More than 8,000 writers have signed an open letter demanding that the companies behind ChatGPT, Bardand other generative AI platforms, stop stealing their books to train them.
The letter, which was published via the Authors Guild of America (The Authors Guild), is aimed at the CEOs of the main companies in the sector: Sam Altman (OpenAI), Sundar Pichai (Google), Satya Nadella (Microsoft), Mark Zuckerberg (Meta), Emad Mostaque (Stability AI) and Arvind Krishna (IBM).
What the authors demand is that the companies in question stop using their works to train chatbots such as ChatGPT and Bard, without having permission to do so. This means not only obtaining the consent of those who wrote the works, but also giving them the corresponding credit and “compensate them fairly”considering that it is material protected by copyright laws.

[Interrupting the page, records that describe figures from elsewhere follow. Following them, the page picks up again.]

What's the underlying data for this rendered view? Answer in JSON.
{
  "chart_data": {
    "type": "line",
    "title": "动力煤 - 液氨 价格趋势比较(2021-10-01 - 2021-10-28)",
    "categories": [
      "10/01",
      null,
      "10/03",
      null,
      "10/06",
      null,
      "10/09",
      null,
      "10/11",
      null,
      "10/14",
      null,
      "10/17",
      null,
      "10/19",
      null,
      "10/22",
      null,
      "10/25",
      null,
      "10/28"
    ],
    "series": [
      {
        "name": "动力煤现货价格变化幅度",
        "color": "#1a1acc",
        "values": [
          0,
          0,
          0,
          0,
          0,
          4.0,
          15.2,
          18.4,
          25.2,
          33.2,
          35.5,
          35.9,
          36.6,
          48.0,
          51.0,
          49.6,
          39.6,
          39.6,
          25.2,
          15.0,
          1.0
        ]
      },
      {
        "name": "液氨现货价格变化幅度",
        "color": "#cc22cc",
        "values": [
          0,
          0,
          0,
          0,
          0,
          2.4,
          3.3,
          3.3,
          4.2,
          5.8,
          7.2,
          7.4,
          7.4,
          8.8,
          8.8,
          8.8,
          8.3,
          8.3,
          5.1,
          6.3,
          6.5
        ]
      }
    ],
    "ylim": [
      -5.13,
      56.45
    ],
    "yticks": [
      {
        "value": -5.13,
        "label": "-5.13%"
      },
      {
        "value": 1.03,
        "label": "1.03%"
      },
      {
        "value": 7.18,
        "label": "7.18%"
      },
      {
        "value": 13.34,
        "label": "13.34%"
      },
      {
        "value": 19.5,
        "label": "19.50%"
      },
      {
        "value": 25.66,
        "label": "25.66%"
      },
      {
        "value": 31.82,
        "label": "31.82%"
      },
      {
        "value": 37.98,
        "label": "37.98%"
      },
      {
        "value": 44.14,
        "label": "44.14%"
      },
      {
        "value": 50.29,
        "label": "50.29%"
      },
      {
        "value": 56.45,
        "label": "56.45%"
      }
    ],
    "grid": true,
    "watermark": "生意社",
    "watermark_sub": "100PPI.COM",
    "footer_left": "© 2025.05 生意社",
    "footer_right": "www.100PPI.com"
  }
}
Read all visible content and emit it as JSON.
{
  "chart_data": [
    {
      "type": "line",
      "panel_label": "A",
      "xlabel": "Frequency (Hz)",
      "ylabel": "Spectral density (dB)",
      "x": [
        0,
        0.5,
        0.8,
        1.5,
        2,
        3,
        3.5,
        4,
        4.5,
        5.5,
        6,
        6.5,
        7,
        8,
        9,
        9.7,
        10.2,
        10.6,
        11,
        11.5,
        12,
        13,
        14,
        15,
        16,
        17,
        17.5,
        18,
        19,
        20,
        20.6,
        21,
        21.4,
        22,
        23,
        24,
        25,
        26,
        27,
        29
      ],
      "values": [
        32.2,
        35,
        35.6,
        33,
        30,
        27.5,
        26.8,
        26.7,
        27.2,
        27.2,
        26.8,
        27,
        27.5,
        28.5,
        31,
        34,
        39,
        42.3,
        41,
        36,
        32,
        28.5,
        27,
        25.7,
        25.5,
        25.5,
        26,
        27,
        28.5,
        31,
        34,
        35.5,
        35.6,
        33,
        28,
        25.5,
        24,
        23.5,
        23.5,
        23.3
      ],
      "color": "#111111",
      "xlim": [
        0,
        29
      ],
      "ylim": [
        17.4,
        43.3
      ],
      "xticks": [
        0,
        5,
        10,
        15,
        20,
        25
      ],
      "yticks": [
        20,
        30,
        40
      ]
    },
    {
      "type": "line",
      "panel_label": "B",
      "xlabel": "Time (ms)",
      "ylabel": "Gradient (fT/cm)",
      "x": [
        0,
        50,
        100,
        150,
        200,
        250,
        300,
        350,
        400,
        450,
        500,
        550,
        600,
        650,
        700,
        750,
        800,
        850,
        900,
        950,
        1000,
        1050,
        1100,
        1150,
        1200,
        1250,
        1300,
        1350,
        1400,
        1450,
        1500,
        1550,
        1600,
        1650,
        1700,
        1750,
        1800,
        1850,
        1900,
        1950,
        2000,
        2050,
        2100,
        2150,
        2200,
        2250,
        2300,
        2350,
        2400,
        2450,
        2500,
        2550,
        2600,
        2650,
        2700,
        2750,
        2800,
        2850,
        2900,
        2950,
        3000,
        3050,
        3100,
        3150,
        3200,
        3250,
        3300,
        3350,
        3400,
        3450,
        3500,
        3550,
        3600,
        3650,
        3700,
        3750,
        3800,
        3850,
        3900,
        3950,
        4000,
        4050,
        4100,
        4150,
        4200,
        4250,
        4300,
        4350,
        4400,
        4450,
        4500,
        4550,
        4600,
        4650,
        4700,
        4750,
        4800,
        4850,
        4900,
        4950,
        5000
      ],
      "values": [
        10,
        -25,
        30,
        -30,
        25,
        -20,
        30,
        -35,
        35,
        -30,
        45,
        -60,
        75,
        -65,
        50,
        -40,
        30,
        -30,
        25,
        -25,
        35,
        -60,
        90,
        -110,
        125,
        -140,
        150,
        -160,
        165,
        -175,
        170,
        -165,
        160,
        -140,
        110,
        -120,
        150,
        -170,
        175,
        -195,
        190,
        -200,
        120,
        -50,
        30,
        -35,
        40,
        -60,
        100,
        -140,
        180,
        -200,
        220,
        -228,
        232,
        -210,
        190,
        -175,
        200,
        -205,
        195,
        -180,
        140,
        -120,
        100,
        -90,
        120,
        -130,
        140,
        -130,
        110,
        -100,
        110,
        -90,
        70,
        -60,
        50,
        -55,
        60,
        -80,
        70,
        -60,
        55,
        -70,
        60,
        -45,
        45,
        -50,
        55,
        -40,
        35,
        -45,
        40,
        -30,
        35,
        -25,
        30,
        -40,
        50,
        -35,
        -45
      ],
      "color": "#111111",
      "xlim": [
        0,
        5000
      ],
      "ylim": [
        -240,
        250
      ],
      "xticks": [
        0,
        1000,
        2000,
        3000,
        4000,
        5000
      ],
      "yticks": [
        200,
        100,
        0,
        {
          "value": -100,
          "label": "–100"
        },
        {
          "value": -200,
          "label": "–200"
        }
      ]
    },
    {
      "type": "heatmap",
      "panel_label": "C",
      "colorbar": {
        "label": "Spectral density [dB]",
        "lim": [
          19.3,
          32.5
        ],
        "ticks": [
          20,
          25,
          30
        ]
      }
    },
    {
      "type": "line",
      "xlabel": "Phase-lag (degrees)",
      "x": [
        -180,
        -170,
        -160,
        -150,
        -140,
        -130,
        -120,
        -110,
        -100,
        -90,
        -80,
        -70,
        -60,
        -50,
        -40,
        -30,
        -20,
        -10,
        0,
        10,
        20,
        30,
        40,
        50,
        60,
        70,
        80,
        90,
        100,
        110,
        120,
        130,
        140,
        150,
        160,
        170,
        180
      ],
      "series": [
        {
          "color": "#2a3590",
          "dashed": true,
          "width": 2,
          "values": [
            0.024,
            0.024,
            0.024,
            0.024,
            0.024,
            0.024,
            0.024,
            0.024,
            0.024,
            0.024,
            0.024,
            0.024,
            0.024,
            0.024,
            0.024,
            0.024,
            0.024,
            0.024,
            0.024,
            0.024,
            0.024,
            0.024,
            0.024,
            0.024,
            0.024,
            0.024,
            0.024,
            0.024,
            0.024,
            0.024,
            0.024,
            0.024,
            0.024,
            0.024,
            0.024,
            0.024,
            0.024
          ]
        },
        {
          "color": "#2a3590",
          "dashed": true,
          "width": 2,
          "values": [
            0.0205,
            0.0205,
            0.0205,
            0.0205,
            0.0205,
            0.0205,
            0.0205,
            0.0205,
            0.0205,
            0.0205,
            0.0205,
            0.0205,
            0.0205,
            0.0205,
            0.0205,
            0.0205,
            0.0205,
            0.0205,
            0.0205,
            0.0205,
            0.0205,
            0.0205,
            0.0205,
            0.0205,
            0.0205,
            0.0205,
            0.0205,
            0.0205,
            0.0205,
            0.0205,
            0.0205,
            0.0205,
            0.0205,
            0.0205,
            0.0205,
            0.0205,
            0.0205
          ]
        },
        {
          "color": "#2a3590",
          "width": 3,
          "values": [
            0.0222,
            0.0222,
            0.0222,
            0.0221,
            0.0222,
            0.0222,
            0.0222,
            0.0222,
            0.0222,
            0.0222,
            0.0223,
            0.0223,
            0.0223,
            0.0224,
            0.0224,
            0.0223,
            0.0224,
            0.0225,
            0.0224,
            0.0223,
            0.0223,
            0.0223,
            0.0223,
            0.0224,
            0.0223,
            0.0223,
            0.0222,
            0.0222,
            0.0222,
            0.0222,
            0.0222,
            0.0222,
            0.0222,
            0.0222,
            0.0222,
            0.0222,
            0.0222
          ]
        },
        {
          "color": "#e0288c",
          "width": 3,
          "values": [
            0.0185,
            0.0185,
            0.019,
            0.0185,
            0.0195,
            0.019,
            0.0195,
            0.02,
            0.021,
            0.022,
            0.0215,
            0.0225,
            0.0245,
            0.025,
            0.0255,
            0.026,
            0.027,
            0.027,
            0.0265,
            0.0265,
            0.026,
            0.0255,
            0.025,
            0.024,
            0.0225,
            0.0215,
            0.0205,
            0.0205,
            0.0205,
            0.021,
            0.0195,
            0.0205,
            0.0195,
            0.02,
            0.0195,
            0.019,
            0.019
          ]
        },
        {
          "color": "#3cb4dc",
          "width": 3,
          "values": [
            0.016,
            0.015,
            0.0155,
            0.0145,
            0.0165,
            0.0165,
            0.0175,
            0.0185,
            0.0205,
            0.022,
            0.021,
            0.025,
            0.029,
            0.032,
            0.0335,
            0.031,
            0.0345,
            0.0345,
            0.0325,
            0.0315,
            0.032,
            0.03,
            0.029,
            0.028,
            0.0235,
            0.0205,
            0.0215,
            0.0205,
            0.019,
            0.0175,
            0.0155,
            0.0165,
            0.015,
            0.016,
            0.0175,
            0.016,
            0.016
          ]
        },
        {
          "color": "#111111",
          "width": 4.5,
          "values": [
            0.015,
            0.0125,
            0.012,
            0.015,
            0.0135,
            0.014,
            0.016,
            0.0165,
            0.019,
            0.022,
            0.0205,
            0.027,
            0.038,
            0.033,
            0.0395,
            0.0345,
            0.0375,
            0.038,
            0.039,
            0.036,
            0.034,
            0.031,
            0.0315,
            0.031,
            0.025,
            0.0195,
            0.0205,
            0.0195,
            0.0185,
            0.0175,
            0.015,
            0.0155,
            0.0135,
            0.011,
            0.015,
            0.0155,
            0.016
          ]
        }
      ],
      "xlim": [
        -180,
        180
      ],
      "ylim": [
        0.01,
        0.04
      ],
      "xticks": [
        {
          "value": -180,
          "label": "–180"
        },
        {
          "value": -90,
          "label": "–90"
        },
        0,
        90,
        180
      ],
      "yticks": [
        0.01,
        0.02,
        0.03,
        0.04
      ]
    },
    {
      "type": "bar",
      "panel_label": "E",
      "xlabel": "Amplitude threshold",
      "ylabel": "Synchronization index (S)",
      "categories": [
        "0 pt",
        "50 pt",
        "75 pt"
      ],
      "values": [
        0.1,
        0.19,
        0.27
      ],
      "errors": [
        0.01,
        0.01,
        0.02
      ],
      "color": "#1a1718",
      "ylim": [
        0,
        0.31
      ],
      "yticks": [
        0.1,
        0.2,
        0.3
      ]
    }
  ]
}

The writers not only accuse major companies in the field of artificial intelligence of using their work without authorization, but also to obtain it illegally. Specifically, they mention the use of “notorious hacking websites” to gain access to books that are later included in data sets for training platforms such as ChatGPT and Bard.
Among the signatories, names such as those of Margaret Atwood (The Handmaid’s Tale), James Patterson (Alex Cross), Jonathan Franzen (The corrections) and Dan Brown (The Da Vinci Code). The petition is still open to receive the support of more authors.
“Generative AI technologies based on large language models owe their existence to our writing. These technologies mimic and regurgitate our language, stories, style, and ideas. Millions of copyrighted books, articles, essays, and poetry provide the “food” for AI systems—endless meals for which there has been no bill. Billions of dollars are being spent to develop AI technology. It is only fair that we are compensated for using our writing, without which AI would be banal and extremely limited.”
Open letter from writers against OpenAI, Microsoft, Meta, Google, Stability AI and IBM.
Authors demand compensation for the use of their books to train Bard and ChatGPT
The claim of the writers is not without support. Nowadays, you can ask ChatGPT or Bard to write a text based on the literary style of a certain author, and chatbots can do it in a matter of seconds. This is only possible if the language models that empower them have previous —and massive— knowledge of their works.
In general, companies such as OpenAI, Google or Meta, maintain that their artificial intelligence platforms are trained with data publicly available on the web. This isn’t necessarily a fallacy, but it’s never entirely clear what each company defines as “publicly available.”
Weeks ago it became known that Sam Altman’s company is facing a class action lawsuit for allegedly stealing personal data to train ChatGPT. According to the indictment, OpenAI also “systematically collected 300 billion words from the internet, books, articles, websites and publications.” For their part, authors such as Sarah Silverman, Christopher Golden and Richard Kadrey also led to startup Californian in court for misuse of her books in her AI chatbot.
In the open letter that was released in the last few hours, the Authors’ Union assures that chatbots like ChatGPT and Bard are becoming a real threat. “As a result of incorporating our writing into their systems, generative AI threatens to harm our profession by flooding the market with mediocre machine-written books, stories and pieces of journalism based on our work,” he says.
Seeking to mitigate the impact of generative AI
To mitigate the impact of unauthorized use of their works to train artificial intelligence models, the authors propose various measures. First, that companies obtain permission before using copyrighted material before including it in the datasets training of your chatbots. Second, that writers be fairly compensated for past and current use of their books.
But the most curious thing is that the writers also ask that get paid for the use of their work in content generated by Bard or ChatGPT, even if these do not constitute a violation of copyright. What does this mean? That if, for example, a chatbot writes “original content” but with the literary style of Margaret Atwood, the writer receives a kind of royalty for it.
It remains to be seen how this story progresses. For now, the Authors Guild of America is not threatening to bring the targeted companies to justice. But it may all depend on what kind of response they get, if any.
What is interesting about this case is that it exposes a growing concern in different spheres of the artistic world. In the United States, the use of generative AI in Hollywood is on the table these days, both as a replacement for actors and extras, and as scriptwriters.
In Europe, meanwhile, the discussion around the Artificial Intelligence Law is also putting the spotlight on use of copyrighted material. In fact, this has already caused the first short circuits with OpenAI and other companies, since they should record what intellectual property data is used to train ChatGPT and similar platforms.